Inside, the house was pretty empty. No one around. I kept my eyes on the floor, not caring about the details of the interior. None of it interested me right now, even though it could've been a distraction.

"Do you need something?" Alec asked suddenly, and I glanced up at him.

"Hmm?"

"Want food, a drink, or something else?" he clarified. My mind immediately screamed 'bathroom.'

"Can you show me where the bathroom is?" He stared at me for a few seconds before pointing down the hallway.

"That way. First door on the left. Do whatever you need; I'll be out here making some calls."

I slowly nodded and started heading toward the bathroom. But barely three steps away, when something on his arm suddenly caught my eye.

"Your arm is bleeding again," I told him. He looked down at the bloodstained bandage around his arm that he used to stop the bleeding.

"Don't worry about it. I'll get it fixed later."

I gave him one last concerned glance before going into the bathroom. Once inside, I locked the door behind me and leaned my back against it.

Tears welled up in my eyes as I took a deep breath, making my way to the counter to gaze at my reflection in the mirror.

The girl staring back at me seemed like a survivor who had just been through hell. I couldn't believe this was what I looked like now.

At that moment, memories of Lana's lifeless body and the gun in my hands flashed in my mind. I gripped the sink tightly, my hands shaking.

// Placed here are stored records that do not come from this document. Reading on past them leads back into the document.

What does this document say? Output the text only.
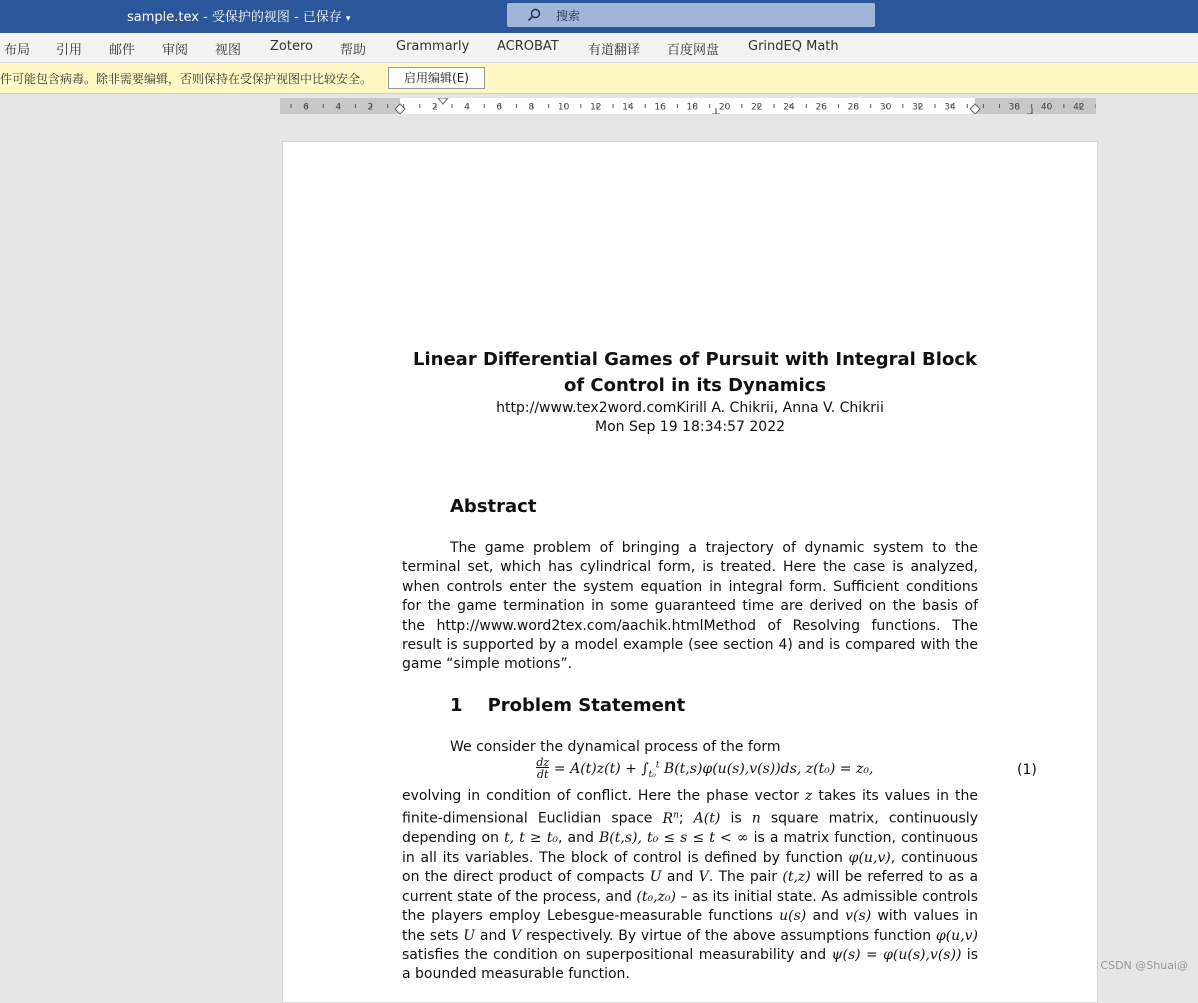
sample.tex - 受保护的视图 - 已保存 ▾	搜索
布局 引用 邮件 审阅 视图 Zotero 帮助 Grammarly ACROBAT 有道翻译 百度网盘 GrindEQ Math
件可能包含病毒。除非需要编辑，否则保持在受保护视图中比较安全。	启用编辑(E)
6	4	2	2	4	6	8	10 12 14 16 18 20 22 24 26 28 30 32 34	38 40 42
Linear Differential Games of Pursuit with Integral Block of Control in its Dynamics
http://www.tex2word.comKirill A. Chikrii, Anna V. Chikrii
Mon Sep 19 18:34:57 2022
Abstract
The game problem of bringing a trajectory of dynamic system to the terminal set, which has cylindrical form, is treated. Here the case is analyzed, when controls enter the system equation in integral form. Sufficient conditions for the game termination in some guaranteed time are derived on the basis of the http://www.word2tex.com/aachik.htmlMethod of Resolving functions. The result is supported by a model example (see section 4) and is compared with the game “simple motions”.
1    Problem Statement
We consider the dynamical process of the form
dz
dt = $A(t)z(t) + \int_{t_0}^t$ B(t,s)φ(u(s),v(s))ds, z(t₀) = z₀,	(1)
evolving in condition of conflict. Here the phase vector z takes its values in the finite-dimensional Euclidian space $R^n$; A(t) is n square matrix, continuously depending on t, t ≥ t₀, and B(t,s), t₀ ≤ s ≤ t < ∞ is a matrix function, continuous in all its variables. The block of control is defined by function φ(u,v), continuous on the direct product of compacts U and V. The pair (t,z) will be referred to as a current state of the process, and (t₀,z₀) – as its initial state. As admissible controls the players employ Lebesgue-measurable functions u(s) and v(s) with values in the sets U and V respectively. By virtue of the above assumptions function φ(u,v) satisfies the condition on superpositional measurability and ψ(s) = φ(u(s),v(s)) is a bounded measurable function.
CSDN @Shuai@
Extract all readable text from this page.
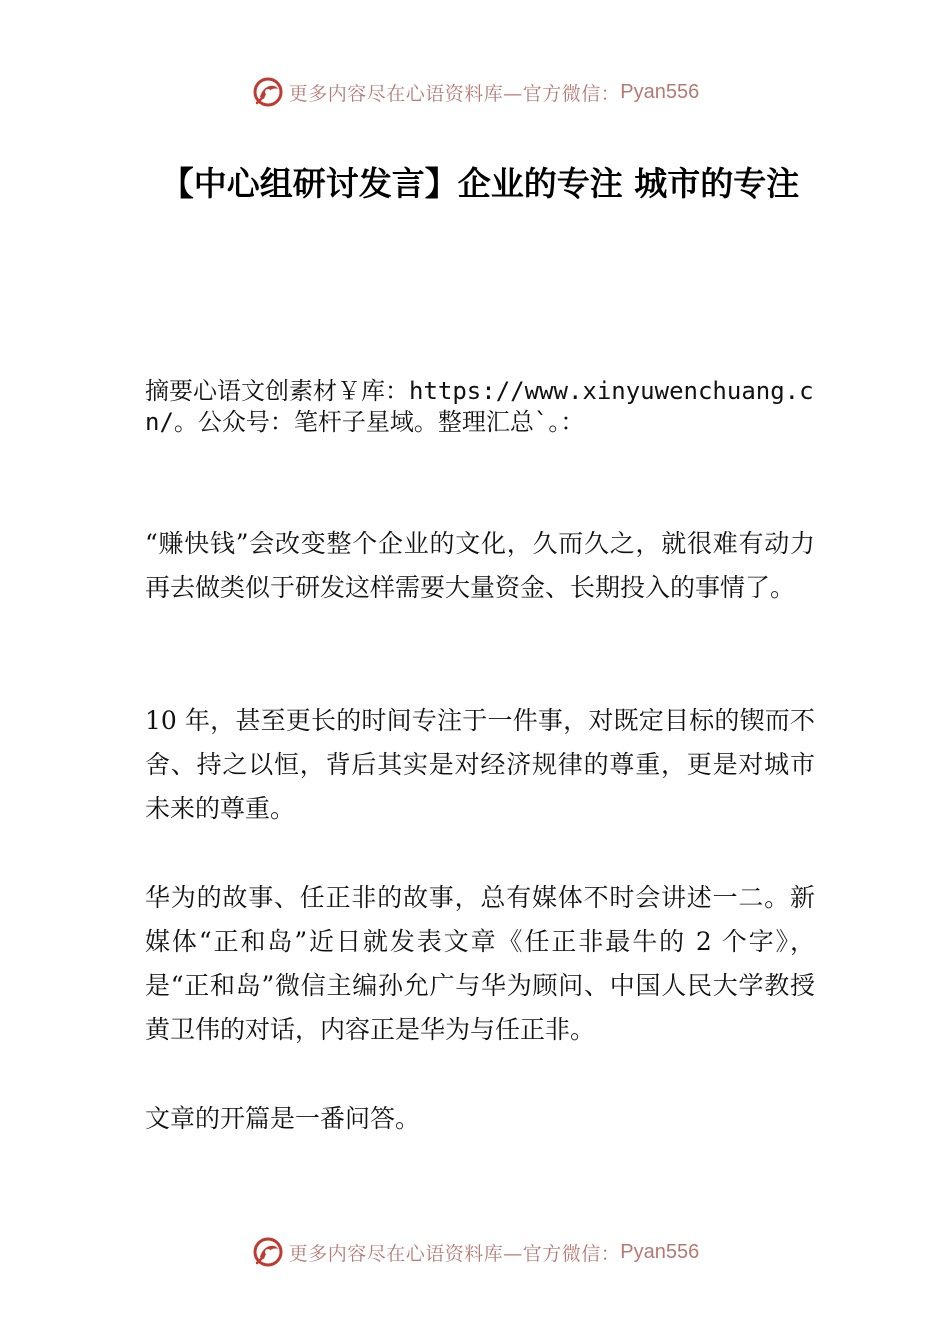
更多内容尽在心语资料库—官方微信： Pyan556
【中心组研讨发言】企业的专注 城市的专注

摘要心语文创素材￥库：https://www.xinyuwenchuang.cn/。公众号：笔杆子星域。整理汇总`。：

“赚快钱”会改变整个企业的文化，久而久之，就很难有动力再去做类似于研发这样需要大量资金、长期投入的事情了。

10 年，甚至更长的时间专注于一件事，对既定目标的锲而不舍、持之以恒，背后其实是对经济规律的尊重，更是对城市未来的尊重。

华为的故事、任正非的故事，总有媒体不时会讲述一二。新媒体“正和岛”近日就发表文章《任正非最牛的 2 个字》，是“正和岛”微信主编孙允广与华为顾问、中国人民大学教授黄卫伟的对话，内容正是华为与任正非。

文章的开篇是一番问答。

更多内容尽在心语资料库—官方微信： Pyan556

I did it to save Alec's life, but I never expected things to go this wrong.

Tears streamed down my face as I turned on the tap to wash my hands, trying to wash away the guilt.

Lana...

Lana...

Lana...

Her lifeless face haunted my thoughts. I scrubbed my hands harder, hoping to erase the image of me holding the fatal weapon.

The pain was overwhelming, but the mental image tormented me even more. I couldn't bear it any longer.

I turned off the tap and began to undress. Turning towards the shower, I stepped in and let the water flow. I scrubbed my body, hoping to rid myself of the overwhelming sense of dirtiness.

I hate it. 

I hate everything. 

I just want it to stop. 

Please, someone, make it stop!

I slowly find myself sinking onto the bathroom floor. My legs can't hold me up anymore, and my knees start giving way beneath me. A choked sob escapes my throat, tears mixing with the water sprinkling down from my face.

Dragging myself towards the wall, I lean my back against it. Pulling my knees to my chin, I wrap my arms around them, letting the tears, fear, anxiety, and stress take over.

My vision blurs as I close my eyes and rest my head on my knees. Right now, all I want is to be back home.

I wish I could turn back time to the day I went out to the club with Brooke. If only I had trusted my instincts and left early. If only I had listened to Danny and stayed home.

If only I were anywhere else but here right now.